ともすれば殺気立った雰囲気になりがちの社会部で、熱田さんは、1年後輩の私にとって、いつもホッとする瞬間を持ってきてくれる存在だった。
男ばかり約40人のむさくるしい部署。デスクの上には吸殻がうず高く積もった灰皿とポルノカレンダー。大きな事件や事故が起きれば怒声が飛び交う。1987年、男女雇用機会均等法施行で初めて女性記者の採用を始めた当時の社会部は、そんなところだった。当時の部長は社内報の中で、熱田さんへの期待を「社会部に大輪の花が咲きました」と表現した。

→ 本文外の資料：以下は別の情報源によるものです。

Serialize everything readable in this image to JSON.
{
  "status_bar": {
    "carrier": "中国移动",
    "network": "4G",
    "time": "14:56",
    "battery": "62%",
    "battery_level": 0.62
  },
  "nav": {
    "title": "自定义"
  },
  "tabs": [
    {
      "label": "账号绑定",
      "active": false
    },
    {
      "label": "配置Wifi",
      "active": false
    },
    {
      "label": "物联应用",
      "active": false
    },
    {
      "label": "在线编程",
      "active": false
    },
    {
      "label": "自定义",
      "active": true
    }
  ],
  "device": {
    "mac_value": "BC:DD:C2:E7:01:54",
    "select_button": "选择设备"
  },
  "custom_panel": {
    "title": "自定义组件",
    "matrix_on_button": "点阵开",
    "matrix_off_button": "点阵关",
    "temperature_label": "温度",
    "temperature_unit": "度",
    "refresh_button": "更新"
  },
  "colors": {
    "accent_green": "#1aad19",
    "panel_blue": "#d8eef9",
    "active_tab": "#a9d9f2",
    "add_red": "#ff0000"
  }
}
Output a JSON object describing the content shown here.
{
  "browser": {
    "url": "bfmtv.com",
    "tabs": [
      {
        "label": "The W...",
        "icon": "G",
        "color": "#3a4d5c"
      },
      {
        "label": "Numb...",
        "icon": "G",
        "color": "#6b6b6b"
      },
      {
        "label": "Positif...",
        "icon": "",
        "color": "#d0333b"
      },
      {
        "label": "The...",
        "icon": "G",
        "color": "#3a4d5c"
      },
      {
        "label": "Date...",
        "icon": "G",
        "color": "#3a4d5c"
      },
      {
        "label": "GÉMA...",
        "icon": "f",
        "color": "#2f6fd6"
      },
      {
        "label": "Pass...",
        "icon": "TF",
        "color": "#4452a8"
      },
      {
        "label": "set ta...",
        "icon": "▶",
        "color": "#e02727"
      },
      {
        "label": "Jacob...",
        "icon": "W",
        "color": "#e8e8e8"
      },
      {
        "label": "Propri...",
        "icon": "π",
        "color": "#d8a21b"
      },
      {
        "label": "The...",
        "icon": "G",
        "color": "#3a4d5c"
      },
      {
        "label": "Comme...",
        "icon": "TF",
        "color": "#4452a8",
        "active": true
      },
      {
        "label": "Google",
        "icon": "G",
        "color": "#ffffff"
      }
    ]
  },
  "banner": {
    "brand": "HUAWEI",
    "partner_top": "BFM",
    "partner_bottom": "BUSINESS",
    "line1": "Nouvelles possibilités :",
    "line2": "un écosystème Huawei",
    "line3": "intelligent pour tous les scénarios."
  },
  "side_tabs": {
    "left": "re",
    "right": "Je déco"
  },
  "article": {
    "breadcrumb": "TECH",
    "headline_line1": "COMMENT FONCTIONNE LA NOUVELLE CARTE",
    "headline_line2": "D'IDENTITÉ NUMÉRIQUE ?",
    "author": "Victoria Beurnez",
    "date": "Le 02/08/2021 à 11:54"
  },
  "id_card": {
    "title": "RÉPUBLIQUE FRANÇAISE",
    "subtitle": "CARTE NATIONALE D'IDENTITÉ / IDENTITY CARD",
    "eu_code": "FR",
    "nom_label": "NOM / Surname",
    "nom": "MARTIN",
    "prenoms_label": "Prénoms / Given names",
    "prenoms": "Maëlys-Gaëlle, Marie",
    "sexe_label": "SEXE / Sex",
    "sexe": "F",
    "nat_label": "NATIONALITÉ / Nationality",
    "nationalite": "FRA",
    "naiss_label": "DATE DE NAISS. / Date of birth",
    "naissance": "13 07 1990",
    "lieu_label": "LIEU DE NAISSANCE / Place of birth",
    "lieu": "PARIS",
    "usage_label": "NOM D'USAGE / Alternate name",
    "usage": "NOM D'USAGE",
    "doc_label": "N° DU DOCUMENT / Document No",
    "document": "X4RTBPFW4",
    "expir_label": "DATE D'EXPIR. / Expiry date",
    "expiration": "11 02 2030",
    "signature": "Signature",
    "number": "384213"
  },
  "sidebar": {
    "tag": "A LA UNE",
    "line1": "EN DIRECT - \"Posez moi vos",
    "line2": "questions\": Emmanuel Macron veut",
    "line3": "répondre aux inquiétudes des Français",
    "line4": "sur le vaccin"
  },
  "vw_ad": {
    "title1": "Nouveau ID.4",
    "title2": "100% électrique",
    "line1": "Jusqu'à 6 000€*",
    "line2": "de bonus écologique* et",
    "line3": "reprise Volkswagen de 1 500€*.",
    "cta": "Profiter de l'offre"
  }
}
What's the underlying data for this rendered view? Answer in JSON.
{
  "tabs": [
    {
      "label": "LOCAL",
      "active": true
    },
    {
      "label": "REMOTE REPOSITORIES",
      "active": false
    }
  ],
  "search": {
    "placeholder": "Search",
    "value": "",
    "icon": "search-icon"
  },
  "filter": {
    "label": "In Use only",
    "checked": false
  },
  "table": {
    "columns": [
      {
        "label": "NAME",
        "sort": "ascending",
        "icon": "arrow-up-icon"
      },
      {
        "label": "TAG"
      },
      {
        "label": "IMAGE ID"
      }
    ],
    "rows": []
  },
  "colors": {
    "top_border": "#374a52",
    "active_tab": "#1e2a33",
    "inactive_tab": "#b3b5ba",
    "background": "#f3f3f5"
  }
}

周囲の期待以上の大輪だった。警視庁上野警察署(通称6方面)担当のサツ回り記者時代は“パンダ番”で他社を出し抜いてホアンホアンの妊娠をスクープ。出産の予定稿を楽しそうに準備し、生まれた子パンダのユウユウは「本当に美形なのよ」と目を細めていた。
「社会部初の女性記者」という看板を背負わされながら気負うこともなく、明るくフワフワしているように見えながら特ダネをものにし、躍動感あふれる記事でデスクをうならせ、嫌なことがあっても笑い話に変えて周りを笑い転げさせる。いつも前向きなその姿勢に、どれほど助けられたか分からない。
渡米してからの熱田さんは、日本社会のいろんな足かせから抜け出して、前向きな生き方にさらに磨きがかかったように見えた。数年前にもらったメールにこうあった。
ハロー、元気ですか。 おひさしぶりです。あたしは生きているぞ!
生きているぞ!と胸を張って言える熱田さんの生き方を、いつまでも目標にしたい。